Although cardio-pulmonary bypass allowed the surgeon to open the heart and correct defects inside with no time constraints, the heart itself was still beating, which was tiresome for the surgeon and made precise surgery difficult. Several other centres in Europe and the United States were also designing heart-lung machines, but Melrose's unique contribution was the development of elective cardiac arrest. He and others devised a method of stopping the heart from beating during open-heart surgery using a chemical method.

Laboratory work on animals by Melrose, Bentall, B. Dryer and J.B.E. Baker in 1955 led to the clinical application whereby a solution of potassium citrate was perfused into the heart at the time of open-heart surgery and cardiac arrest produced under control of the surgeon. By 1984 this method had been used with complete success in over 100 patients at Hammersmith. Potassium arrest is today a standard procedure in cardiac surgical units throughout the world, but now using the St Thomas' Hospital cardioplegic solution.

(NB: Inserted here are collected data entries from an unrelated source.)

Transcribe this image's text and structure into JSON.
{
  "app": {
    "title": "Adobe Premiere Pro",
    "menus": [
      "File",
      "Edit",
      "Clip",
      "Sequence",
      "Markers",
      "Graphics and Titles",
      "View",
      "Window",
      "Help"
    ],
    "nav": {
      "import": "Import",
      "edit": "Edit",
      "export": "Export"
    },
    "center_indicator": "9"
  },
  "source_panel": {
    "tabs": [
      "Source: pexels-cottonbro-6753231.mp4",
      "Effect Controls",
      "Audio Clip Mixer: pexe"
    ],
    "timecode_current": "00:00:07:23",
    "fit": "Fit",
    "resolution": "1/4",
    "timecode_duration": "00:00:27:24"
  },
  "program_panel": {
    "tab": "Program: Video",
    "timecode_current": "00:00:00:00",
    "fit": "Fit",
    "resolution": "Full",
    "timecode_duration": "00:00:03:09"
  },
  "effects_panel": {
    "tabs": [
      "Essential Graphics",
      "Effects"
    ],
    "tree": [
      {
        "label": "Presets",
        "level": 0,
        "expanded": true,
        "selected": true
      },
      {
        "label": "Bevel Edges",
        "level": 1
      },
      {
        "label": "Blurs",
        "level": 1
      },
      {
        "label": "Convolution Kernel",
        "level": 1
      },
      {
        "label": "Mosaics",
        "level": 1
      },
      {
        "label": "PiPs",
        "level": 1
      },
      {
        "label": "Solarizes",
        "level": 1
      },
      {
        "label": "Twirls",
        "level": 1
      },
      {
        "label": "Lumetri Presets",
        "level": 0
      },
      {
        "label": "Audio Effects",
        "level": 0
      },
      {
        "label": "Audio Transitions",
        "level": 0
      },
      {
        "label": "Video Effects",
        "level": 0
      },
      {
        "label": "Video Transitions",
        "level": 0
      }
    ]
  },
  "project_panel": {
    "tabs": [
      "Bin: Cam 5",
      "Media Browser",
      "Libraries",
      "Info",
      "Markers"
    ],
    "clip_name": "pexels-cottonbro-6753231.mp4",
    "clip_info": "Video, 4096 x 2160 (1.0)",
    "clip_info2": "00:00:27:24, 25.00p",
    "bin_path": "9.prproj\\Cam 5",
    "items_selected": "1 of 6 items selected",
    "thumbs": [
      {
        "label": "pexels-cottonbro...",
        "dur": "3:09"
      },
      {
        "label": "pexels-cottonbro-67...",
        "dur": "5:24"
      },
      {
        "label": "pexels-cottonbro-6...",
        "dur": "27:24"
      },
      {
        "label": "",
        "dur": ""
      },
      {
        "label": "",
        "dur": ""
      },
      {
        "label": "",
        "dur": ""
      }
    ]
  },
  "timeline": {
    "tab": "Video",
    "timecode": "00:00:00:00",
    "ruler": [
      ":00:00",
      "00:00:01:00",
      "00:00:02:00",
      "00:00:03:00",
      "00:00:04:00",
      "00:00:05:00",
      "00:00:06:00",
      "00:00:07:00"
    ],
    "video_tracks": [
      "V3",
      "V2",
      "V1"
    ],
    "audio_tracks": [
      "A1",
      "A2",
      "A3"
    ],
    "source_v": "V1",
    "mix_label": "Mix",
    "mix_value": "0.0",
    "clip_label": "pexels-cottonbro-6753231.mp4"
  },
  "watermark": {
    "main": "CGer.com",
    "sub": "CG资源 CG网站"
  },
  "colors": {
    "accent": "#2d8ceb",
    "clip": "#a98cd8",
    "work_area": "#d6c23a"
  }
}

Melrose continued to work at the Royal Postgraduate Medical School until his retirement in 1983, when he was made Emeritus Professor.

Denis Melrose had the ideal temperament to lead innovative methods in medicine. He had an exceptionally friendly, outgoing personality, was full of fun, and yet had an obviously firm understanding of apparatus and clinical procedures. Outside medicine his great love was sailing and after his retirement he and his wife Ann went to live in Ibiza, where his hobby could be pursued to the full.